In effect this pumped storage system is a form of demand management, in short a "battery" of stored potential energy.

Dinorwig and Ffestiniog supply electricity to the Grid on a daily basis, as well as providing back-up for periods of heavy demand. The stations offer fast response times - in the case of Dinorwig, probably the fastest of any power facility in the world - 1,728MW from standstill n just 90 seconds.

Each of Dinorwig's six generating units can produce 288MW of electricity, offering a combined station output of 1728MW. Ffestiniog's four 90MW units have a combined generating capacity of 360MW.

About Dinorwig Pumped Storeage, Snowdonia, Wales

The project was begun in 1970 with an environmental and economic appraisal of three sites, which seemed to offer the right conditions. In 1972 Dinorwig was chosen largely on environmental grounds (the area is already extensively altered by man – the Slate quarries – and attracts thousands of visitors, so can't be said to be wild: the other two sites were much less industrialised), and in 1973 the Act permitting Dinorwig to be built was passed. Exploratory tunnels and bypasses constructed, but the main civil engineering contract was not let until December 1975 and started in January 1976. It was the largest civil contract in Europe at the time (probably now overtaken by projects such as the Channel Tunnel).
Lower Dinorwig Reservior

Over the next 6 years the civil construction was continued, the mechanical engineering (putting in the Machines) and the electrical side (all the transmission gear, switching etc.) being started as and when. Areas of excavation and building allowed. The first generation was in 1982; the scheme was in full production and officially opened in 1984.

The workforce peaked at 2,700 of which 90% were local. The agreed figure had been 70%. So no work camps were necessary, most living at home; this reduced labour relations difficulties both with the local communities, and the strife within camps, which sometimes exists when people work and live too closely, without the usual outlets.

Since so much local labour was used, training was necessary. As work progressed, and different phases of the work were reached, men were retrained in the new skills. Considerable EEC grants aid was given to help with the training. The labour relations at Dinorwig, at a time when there was considerable unrest elsewhere, are reckoned to have been exceedingly good. There were regular consultations between management, workforce and local communities, with Local Liaison Committee meetings every month, at which any problems were aired and resolved.

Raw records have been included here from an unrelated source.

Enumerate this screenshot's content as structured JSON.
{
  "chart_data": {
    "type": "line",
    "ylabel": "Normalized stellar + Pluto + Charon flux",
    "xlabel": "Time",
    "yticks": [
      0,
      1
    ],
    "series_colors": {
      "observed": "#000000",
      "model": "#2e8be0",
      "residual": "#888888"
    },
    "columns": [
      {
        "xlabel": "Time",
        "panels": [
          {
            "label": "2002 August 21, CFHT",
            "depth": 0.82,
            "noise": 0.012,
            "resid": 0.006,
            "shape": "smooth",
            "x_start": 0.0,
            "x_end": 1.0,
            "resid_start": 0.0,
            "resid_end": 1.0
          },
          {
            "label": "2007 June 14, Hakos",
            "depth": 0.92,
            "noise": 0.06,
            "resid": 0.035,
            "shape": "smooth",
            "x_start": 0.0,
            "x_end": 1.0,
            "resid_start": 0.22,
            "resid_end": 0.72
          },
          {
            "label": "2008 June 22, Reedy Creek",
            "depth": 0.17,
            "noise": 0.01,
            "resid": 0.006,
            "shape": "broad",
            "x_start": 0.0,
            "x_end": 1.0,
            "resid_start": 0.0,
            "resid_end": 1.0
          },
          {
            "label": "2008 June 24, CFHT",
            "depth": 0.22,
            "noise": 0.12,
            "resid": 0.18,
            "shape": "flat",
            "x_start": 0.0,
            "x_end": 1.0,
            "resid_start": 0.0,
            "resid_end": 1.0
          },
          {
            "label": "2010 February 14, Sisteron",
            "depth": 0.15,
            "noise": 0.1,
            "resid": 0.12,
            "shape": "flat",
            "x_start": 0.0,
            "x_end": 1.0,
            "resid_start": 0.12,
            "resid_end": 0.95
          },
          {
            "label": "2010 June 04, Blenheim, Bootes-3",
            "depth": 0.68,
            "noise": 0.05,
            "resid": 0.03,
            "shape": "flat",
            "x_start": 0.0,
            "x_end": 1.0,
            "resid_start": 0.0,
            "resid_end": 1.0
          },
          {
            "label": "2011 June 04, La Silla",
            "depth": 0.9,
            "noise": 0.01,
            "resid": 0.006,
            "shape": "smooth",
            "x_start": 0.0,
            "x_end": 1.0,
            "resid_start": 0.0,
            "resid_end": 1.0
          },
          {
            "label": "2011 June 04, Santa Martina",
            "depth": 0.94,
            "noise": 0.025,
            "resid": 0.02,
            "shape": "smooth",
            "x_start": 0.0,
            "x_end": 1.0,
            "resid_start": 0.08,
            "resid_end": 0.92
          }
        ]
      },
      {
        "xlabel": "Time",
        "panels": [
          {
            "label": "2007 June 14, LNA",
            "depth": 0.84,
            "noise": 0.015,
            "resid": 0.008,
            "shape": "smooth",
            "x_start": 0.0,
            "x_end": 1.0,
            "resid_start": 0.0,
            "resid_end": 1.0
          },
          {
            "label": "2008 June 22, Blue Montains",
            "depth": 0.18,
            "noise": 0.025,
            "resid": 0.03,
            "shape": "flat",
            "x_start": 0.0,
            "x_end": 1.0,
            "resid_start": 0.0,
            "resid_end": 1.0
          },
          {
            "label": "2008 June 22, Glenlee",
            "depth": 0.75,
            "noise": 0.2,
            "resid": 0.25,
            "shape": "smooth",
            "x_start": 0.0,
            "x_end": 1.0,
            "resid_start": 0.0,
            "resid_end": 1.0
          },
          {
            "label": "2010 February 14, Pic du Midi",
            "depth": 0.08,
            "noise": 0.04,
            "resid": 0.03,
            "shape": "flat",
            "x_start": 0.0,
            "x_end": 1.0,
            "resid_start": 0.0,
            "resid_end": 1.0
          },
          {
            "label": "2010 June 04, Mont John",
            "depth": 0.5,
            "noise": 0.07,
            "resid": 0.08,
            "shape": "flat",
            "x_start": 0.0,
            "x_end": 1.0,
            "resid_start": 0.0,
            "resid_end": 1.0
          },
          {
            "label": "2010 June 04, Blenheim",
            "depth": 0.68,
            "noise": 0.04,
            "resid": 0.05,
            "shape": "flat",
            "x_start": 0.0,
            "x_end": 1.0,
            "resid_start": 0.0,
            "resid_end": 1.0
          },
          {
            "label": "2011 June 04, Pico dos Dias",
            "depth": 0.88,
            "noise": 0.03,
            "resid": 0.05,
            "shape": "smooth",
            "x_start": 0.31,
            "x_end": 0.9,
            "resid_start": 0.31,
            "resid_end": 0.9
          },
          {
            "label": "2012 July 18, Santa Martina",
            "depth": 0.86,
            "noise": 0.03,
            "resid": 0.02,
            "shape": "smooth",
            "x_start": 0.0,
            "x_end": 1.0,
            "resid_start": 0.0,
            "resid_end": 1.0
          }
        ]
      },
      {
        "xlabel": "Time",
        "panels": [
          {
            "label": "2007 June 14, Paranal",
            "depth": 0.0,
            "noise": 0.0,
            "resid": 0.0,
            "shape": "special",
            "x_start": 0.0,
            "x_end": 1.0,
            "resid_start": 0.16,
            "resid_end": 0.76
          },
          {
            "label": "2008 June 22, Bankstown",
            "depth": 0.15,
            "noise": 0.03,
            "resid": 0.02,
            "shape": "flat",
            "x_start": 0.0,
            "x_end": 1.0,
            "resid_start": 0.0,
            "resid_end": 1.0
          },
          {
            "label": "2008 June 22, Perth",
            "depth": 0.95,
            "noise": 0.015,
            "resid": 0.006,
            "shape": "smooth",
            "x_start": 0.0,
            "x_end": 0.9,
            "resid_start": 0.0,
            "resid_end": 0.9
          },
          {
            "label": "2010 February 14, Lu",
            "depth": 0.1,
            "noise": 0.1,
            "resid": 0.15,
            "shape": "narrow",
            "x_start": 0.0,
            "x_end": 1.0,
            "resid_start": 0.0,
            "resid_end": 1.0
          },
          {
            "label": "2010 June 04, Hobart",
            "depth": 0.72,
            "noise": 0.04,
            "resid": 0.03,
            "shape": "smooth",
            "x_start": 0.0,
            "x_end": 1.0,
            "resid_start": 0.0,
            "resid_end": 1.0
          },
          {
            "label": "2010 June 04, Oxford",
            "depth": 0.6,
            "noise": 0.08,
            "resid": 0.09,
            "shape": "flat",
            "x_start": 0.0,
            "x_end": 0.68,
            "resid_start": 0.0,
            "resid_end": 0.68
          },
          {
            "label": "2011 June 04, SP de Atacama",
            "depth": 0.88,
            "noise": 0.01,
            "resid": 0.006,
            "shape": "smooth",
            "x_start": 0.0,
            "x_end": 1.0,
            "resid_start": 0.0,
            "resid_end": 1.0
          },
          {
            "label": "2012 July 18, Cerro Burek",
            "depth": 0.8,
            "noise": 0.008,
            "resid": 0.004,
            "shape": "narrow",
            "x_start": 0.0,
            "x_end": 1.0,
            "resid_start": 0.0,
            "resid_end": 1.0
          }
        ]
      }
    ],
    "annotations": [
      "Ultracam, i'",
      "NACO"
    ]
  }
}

Environmental issues included maintenance of water quality (there was daily, weekly and monthly sampling at up to 20 sites), protection of salmon and trout stocks, preservation of the Arctic Charr, and revegetation of upper dam and lower works, as well as the most costly part of the environmental care – undergrounding of the transmission line from Dinorwig to the National Grid, Landscaping was undertaken by one of the leading landscape architects, Sir Frederick Gibberd.
Detail from above

As regards future energy use – pumped storage at the present time uses night time electricity production from 'base-load' (generally very large or nuclear) power stations. So it is not really a 'renewable resource' station. However, if there were a great deal of renewable energy in the future, all round the world, then pumped storage would be vital – e.g. solar energy is only produced during the day, and depends on the degree of sunlight; tidal energy varies on a monthly cycle, hydro depends on rainfall, wind is seasonal, variable, and unpredictable. The best way to store energy so produced is to use pump storage.